NALC: OPM valuation of the USPS FERS pension fund surplus is wrongFriday, November 16th, 2012
Nov. 15, 2012 — OPM’s decision is misleading on two counts. The current near-record low interest rates produce a misleading figure that is likely to change; beyond that, OPM’s use of generic assumptions on wages and mortality (as opposed to ones applicable to postal employees) badly skews the results. Simply using accurate data going in would produce a surplus figure of more than $15 billion.
The OPM decision to reduce the discount rate used in its 2011 valuation of the postal FERS account in the Civil Service Retirement and Disability Fund is not surprising. Interest rates have been declining and are near record lows. When interest rates rise as the economy strengthens, the discount rate will increase again and the postal surplus will once again rise sharply.
It should be noted, however, that the OPM’s method for valuing the postal FERS account fails to use USPS-specific assumptions on postal wages and postal employee mortality. It therefore fundamentally underestimates the postal surplus in FERS. This was the finding of a recent report from USPS Office of Inspector General titled Causes of the Postal Service FERS Surplus (Report Number: RARC-WP-13-001, October 12, 2012) prepared by The Hay Group. It estimated the 2010 postal surplus at $24 billion, far greater than the $10.9 billion surplus reported. That 2010 estimate used a higher discount rate (5.75 percent) than the 2011 estimate (5.25 percent).
The OPM continues to underestimate the postal FERS surplus because it uses a single set of economic and demographic assumptions based on all federal employees to value the postal FERS account. However, the Postal Service’s workforce is different than the rest of the federal workforce. Its employees are a distinct group with markedly different demographic and mortality characteristics. Historically, salary increases over a career in the Postal Service have lagged those experienced by other career federal employees. Postal employees tend to remain in blue collar jobs their entire careers and do not receive regular promotions that increase their pensionable pay; they typically reach their maximum pay after 12 years. By contrast, white collar federal employees tend to begin in the lower grades of the various federal pay systems and move up the pay scales throughout their careers. In addition, average life expectancy among mainly blue collar postal employees is less than it is for mainly white collar federal employees.

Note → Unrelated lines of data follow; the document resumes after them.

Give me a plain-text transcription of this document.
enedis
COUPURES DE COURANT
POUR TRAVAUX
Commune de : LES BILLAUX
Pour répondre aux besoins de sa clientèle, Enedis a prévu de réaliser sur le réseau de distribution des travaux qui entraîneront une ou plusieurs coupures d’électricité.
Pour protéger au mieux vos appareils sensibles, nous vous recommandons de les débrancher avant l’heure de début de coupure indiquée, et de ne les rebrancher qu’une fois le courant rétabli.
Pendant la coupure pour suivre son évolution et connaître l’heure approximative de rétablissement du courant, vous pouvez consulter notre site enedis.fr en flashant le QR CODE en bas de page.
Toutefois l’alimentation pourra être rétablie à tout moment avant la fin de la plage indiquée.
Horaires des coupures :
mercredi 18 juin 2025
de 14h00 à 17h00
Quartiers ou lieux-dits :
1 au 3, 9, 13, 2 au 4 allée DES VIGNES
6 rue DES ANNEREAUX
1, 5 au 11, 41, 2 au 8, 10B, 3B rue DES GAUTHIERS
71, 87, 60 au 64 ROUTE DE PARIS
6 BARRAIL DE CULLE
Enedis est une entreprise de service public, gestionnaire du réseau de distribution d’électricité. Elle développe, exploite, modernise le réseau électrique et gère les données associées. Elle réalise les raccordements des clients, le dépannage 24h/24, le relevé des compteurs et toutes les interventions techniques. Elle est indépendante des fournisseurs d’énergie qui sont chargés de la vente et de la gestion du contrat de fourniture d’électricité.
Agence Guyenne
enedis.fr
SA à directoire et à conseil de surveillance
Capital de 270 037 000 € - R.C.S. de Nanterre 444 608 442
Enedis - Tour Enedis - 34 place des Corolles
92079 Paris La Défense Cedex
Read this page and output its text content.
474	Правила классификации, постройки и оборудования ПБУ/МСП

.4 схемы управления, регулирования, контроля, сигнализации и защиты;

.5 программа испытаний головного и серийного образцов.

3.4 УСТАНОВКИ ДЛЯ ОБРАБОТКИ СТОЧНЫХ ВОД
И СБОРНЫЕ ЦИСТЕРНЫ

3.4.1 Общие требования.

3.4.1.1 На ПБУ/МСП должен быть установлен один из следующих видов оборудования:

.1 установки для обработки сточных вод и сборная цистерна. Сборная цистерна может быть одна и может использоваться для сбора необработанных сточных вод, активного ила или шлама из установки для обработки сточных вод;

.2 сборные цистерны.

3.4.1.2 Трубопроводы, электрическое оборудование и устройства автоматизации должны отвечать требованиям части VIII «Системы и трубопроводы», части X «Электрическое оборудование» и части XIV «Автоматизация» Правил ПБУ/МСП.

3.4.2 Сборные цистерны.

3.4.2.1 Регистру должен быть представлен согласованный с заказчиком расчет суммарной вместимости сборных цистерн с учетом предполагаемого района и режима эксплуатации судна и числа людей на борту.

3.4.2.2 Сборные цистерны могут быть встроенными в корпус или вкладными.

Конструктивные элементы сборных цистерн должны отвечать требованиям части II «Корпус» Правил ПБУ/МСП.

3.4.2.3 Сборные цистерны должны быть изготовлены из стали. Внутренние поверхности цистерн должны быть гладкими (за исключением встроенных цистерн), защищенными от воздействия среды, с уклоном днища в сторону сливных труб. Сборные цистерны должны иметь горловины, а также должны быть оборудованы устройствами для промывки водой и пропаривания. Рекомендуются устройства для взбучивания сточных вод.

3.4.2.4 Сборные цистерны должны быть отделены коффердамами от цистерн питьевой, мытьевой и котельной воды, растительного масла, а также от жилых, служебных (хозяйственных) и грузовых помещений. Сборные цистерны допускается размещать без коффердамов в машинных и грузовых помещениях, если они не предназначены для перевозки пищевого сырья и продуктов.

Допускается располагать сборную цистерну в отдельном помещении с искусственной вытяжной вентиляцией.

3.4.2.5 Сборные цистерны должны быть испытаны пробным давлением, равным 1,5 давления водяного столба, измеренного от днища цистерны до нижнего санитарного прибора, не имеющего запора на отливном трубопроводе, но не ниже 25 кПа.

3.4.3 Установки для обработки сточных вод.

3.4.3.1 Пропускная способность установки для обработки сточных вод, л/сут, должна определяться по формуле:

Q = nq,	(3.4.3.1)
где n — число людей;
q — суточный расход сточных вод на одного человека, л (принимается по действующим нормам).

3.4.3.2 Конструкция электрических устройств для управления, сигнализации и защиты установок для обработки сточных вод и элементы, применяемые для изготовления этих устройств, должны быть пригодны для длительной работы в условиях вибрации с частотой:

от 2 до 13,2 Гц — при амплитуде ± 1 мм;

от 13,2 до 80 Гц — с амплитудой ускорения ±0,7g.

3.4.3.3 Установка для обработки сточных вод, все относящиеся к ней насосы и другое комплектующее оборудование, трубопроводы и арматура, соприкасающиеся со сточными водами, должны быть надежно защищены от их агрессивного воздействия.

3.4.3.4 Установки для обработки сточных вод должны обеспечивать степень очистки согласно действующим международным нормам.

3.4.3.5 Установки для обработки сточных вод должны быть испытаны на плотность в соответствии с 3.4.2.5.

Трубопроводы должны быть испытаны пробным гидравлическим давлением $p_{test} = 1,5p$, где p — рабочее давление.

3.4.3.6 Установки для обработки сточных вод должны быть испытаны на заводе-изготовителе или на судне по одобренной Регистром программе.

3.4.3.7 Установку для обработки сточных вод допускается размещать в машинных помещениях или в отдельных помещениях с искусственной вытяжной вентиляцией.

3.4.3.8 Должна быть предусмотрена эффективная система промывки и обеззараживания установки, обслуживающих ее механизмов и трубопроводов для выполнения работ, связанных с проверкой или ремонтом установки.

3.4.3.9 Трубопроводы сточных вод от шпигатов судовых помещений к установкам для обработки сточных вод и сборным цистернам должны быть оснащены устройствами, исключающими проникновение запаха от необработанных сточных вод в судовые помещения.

A fair valuation of the postal sub-accounts requires the use of USPS-specific assumptions.
According to NALC’s actuarial experts, the 2011 surplus would be $15-$16 billion using the lower discount rate and economic/mortality assumptions based on postal employees’ actual demographics and wage history. In other words, if calculated properly, the actual surplus would be significantly larger than previously thought, even with a lower discount rate. NALC has called on the OPM to adopt the more accurate method recommended by the OIG report.